The fact that the state performs other functions
might seem to run counter to these assertions. Surely the fact that we have
health, education and welfare services provided by the state shows that it
can have a progressive character? Well, in some countries it is incumbent
upon companies to provide health benefits and retirement pensions to
employees. But this doesn’t change the character of those companies. A
company is neither progressive nor conservative – it is simply the site of
the exploitation of workers.
Similarly, the construction of the welfare state
was about as progressive as a slave owner who stops using the whip both out
of fear of the slave and desire for more profit. Granted, it is a good
thing that the ruling class can be forced to collectively chip in for our
maintenance. But through the state playing a role in the
reproduction of our lives, it also served to strengthen itself by obscuring
its own class nature and encouraging us to identify with the established
order.
Further, through the “generosity” of state-run
education and welfare, the ruling class gains the ability to mould our
ideas, and to more closely control our lives by putting conditions on the
provision of welfare – like making it difficult for young people to become
independent from their parents or incentives for women to stay in the home.
Its role in protecting us from “criminals” can
also lead people to think of the state and its police force as a necessary
evil. Yet what do the cops really do?
A report from the Police Studies Institute in Britain observed that “for a police officer, patrolling tends to be boring …
[and] aimless. A considerable amount of police behaviour can best be
understood as a search for some interest, excitement or sensation.”
No other social layer has this magical ability to make
doing nothing appear necessary. Yet when they do
act, there is no mistaking where their directives come from. You’ll see
cops chasing down petty thieves in the street, yet protecting murderous
thugs like George Bush when he pops in for a visit. Aborigines will get
locked up for being drunk, while Governors General make
a handy living out of it. And you can bank on the fact that no James Hardie
executive has yet copped a frisking.
It is here that the argument about
“independence” and “impartiality” comes in. Surely if only the laws were
applied consistently and equally for all people, rich or poor, black or
white, then things might be better?
It’s a nice idea, but if you think about it, the
laws can never be applied equally. “Theft” is against the law.
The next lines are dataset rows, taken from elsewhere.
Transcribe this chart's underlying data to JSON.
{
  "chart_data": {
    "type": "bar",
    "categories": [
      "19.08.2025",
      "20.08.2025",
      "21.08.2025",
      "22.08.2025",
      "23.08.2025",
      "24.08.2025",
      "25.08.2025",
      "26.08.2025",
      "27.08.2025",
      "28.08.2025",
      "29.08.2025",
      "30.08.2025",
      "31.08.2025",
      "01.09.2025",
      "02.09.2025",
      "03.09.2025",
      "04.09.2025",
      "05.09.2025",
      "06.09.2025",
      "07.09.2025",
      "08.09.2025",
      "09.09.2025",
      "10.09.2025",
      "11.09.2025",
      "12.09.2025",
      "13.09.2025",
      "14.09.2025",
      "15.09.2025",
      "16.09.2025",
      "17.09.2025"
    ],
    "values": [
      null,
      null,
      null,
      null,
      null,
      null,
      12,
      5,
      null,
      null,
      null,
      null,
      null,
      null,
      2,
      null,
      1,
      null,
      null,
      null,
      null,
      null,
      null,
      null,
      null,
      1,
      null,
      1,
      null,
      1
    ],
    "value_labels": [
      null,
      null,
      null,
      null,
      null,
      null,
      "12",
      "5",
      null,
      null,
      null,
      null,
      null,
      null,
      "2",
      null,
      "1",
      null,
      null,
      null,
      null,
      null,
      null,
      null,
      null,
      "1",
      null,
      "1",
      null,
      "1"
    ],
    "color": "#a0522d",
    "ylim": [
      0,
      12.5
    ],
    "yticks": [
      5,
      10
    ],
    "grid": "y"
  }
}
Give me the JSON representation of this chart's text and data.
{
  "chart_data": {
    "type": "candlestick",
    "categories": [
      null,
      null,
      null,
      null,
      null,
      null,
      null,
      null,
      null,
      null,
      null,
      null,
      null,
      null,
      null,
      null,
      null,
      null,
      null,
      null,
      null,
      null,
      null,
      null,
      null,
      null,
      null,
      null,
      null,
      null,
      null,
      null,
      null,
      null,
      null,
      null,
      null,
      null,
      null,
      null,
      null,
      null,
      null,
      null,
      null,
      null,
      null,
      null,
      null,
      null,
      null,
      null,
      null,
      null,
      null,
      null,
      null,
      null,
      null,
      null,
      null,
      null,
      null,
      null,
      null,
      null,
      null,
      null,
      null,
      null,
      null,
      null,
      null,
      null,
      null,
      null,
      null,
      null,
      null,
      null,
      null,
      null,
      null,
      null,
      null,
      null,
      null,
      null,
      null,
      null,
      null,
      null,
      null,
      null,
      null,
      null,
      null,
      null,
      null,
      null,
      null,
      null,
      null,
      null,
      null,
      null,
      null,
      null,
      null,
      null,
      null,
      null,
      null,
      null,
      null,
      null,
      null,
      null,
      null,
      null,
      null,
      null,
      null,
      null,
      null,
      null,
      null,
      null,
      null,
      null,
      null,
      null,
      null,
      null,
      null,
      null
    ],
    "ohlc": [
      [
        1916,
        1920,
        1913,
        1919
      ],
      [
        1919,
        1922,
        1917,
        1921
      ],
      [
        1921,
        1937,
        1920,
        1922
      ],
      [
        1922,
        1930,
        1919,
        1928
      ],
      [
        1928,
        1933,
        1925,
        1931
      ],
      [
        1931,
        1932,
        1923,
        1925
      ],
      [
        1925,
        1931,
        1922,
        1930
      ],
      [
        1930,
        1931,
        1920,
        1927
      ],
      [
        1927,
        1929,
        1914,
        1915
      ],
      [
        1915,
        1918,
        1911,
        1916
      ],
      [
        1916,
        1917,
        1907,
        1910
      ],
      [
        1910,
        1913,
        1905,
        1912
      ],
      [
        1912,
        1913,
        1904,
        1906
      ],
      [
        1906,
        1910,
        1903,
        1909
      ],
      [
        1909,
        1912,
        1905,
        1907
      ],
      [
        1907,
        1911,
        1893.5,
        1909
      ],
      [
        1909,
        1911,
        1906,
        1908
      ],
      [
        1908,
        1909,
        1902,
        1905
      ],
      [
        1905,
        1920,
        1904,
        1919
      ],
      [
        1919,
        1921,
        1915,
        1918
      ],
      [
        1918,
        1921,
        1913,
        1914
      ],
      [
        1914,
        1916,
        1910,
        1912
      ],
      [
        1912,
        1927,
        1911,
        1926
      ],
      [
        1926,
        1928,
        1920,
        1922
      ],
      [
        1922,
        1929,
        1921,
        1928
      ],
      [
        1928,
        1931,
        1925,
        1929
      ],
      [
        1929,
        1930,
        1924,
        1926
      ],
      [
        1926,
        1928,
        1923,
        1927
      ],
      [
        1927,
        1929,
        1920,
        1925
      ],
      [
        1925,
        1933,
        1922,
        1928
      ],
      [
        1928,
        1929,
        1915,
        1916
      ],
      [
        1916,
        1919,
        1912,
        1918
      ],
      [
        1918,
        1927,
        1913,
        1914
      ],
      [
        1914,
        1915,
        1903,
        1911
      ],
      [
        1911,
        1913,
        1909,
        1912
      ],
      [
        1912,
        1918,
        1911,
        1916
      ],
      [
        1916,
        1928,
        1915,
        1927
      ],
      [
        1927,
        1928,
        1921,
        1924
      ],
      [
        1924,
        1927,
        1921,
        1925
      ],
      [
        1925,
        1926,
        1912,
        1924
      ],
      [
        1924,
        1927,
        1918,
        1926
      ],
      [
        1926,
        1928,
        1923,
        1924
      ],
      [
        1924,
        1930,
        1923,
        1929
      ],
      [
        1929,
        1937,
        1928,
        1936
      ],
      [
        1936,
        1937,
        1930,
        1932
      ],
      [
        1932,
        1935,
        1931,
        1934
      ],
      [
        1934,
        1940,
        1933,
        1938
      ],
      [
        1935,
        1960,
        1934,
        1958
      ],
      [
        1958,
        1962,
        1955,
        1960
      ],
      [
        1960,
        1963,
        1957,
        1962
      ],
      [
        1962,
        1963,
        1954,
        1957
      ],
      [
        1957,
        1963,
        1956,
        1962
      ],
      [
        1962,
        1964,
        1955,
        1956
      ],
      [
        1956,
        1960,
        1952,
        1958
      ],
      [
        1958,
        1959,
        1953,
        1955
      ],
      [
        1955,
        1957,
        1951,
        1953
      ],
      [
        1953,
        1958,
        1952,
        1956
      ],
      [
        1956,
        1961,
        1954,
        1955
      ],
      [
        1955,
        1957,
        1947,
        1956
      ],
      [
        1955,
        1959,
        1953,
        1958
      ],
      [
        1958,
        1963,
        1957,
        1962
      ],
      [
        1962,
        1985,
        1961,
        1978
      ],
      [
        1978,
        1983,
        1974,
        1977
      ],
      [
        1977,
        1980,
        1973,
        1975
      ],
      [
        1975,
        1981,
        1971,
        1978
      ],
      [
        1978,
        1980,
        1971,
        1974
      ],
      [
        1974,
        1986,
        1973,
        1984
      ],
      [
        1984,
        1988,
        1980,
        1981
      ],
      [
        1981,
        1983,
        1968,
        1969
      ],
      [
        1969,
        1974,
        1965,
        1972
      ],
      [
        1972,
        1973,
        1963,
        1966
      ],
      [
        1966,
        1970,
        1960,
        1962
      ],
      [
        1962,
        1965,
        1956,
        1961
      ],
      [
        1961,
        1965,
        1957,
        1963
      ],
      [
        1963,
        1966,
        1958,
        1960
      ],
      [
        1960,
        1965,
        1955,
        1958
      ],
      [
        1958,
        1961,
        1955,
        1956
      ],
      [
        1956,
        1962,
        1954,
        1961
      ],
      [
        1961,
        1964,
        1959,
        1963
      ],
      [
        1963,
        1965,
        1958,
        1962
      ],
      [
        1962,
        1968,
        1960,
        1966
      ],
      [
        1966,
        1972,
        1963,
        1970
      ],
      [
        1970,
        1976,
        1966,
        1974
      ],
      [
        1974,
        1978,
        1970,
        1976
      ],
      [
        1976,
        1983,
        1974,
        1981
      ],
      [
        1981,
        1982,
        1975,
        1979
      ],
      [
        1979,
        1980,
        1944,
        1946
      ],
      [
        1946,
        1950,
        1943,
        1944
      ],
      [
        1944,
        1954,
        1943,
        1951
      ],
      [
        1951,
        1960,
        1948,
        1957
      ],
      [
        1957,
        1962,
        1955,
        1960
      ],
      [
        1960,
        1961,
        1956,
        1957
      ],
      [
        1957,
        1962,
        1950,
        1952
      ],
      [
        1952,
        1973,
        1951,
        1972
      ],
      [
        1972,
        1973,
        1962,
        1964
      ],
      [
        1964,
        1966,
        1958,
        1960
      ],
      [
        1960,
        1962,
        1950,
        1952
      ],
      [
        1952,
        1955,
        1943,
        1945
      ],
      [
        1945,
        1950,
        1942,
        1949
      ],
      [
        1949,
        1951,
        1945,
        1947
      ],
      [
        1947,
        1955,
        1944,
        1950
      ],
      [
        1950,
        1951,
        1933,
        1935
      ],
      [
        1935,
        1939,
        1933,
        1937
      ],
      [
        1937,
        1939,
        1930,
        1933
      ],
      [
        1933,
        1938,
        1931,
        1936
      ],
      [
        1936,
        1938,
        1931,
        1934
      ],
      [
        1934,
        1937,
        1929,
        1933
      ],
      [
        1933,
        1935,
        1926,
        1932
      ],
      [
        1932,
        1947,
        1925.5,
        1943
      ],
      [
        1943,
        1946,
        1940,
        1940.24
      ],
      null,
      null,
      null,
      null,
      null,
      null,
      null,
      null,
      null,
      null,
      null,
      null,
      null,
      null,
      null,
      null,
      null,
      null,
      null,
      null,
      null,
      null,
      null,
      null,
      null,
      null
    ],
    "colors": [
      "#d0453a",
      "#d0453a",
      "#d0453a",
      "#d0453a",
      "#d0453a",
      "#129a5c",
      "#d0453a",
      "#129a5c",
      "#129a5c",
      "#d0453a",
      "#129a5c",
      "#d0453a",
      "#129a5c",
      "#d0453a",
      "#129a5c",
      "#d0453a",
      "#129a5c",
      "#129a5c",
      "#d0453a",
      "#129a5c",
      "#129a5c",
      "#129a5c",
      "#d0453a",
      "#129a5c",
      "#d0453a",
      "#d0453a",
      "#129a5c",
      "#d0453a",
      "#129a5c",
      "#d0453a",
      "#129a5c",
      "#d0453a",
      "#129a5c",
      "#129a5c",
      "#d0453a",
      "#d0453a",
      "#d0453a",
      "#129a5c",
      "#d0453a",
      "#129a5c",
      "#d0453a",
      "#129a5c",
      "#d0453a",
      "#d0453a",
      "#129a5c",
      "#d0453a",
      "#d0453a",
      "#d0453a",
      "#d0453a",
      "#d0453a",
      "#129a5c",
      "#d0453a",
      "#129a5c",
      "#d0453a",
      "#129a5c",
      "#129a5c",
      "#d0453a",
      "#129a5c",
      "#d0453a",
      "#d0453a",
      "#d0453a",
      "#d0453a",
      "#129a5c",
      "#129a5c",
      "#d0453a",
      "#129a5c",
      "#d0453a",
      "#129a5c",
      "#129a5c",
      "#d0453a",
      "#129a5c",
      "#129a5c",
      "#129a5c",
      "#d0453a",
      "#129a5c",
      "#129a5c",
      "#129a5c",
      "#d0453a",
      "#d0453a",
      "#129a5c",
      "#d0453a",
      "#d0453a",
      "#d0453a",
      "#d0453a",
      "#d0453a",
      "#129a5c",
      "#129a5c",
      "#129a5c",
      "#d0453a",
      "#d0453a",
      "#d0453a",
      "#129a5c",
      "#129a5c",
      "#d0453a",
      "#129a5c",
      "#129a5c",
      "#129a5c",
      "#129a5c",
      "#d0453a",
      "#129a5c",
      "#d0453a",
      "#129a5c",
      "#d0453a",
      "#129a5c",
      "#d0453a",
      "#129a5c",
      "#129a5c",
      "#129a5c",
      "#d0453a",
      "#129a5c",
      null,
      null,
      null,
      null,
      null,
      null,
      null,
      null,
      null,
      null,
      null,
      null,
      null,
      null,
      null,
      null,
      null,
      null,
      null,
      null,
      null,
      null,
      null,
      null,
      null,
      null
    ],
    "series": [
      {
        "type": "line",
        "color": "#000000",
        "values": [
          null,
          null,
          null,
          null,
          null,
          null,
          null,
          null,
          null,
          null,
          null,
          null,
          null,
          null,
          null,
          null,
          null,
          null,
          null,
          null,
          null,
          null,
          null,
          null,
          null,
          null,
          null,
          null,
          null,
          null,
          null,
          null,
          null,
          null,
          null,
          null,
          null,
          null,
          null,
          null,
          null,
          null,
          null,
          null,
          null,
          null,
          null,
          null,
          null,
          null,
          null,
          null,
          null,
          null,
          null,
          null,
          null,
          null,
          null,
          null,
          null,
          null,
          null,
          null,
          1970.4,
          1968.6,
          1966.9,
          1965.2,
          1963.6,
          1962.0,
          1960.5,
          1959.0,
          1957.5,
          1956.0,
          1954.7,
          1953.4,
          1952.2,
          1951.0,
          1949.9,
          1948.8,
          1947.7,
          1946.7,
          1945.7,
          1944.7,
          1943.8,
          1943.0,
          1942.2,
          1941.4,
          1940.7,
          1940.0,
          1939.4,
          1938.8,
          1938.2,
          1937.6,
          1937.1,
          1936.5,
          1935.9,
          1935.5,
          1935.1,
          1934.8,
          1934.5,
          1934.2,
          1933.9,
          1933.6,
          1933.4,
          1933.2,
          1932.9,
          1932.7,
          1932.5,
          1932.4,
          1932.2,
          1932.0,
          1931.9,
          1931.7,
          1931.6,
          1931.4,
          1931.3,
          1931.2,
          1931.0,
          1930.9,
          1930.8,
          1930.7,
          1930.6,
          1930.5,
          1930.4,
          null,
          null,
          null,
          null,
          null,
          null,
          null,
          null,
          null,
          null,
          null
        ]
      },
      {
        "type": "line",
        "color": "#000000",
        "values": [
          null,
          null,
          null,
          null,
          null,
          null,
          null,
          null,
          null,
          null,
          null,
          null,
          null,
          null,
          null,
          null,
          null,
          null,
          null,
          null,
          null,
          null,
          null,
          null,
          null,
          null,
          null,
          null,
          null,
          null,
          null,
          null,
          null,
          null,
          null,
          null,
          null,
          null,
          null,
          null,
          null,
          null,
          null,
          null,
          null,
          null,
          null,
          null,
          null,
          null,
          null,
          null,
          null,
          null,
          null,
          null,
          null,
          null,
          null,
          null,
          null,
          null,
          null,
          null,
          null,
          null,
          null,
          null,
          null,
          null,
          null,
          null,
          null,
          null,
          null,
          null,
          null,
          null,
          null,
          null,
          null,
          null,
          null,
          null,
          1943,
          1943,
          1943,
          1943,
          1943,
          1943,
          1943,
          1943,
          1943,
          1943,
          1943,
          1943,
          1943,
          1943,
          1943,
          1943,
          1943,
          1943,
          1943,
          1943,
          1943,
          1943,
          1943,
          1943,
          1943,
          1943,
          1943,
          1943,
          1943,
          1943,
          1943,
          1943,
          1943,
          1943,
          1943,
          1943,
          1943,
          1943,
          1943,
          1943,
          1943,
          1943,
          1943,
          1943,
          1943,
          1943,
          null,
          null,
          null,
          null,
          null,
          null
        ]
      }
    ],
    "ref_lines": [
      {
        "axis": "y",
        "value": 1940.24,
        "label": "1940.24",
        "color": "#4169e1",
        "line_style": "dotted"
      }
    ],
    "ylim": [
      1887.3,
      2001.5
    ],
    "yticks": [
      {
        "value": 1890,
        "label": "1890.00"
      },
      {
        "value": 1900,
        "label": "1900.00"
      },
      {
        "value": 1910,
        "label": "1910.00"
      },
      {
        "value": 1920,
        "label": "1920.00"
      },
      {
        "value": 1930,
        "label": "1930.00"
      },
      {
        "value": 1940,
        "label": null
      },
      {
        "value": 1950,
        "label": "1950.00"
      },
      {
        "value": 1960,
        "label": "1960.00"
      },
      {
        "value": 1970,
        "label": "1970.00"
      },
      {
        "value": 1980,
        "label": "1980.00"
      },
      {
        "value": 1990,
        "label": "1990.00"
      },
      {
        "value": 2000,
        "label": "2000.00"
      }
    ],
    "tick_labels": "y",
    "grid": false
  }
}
But “theft”
doesn’t include the act of stealing labour time from workers, or taking
land from indigenous people. Nor does it include depriving us of our
dignity as we queue in Centrelink for the privilege of justifying why our
very existence should be sustained for yet one more fortnight. “Theft”
can’t be applied equally because it is designed to allow for the thieving
habits of an entire class. The same is true of the entire set of laws we
are subject to.
The Belgian Marxist Ernest Mandel once wrote
that “the state is, above all, the permanent institutions … everything that
is ‘free’ of the influence of universal suffrage”. He was pointing out that
the constituency of a state is not its citizens, but the capitalist class.
So when we get our opportunity to vote every few years, anything of genuine
consequence will not find its way on to our ballot paper – the powerful
will not let the powerless set the terms of trade if they can avoid it.
Socialists’ attitude to the modern state,
therefore, is the same as our attitude to capitalism – we want to get rid
of it. Its laws, its institutions and the wigs it uses to dress them up can
all bugger off. We’ll create our own and look snazzy to boot.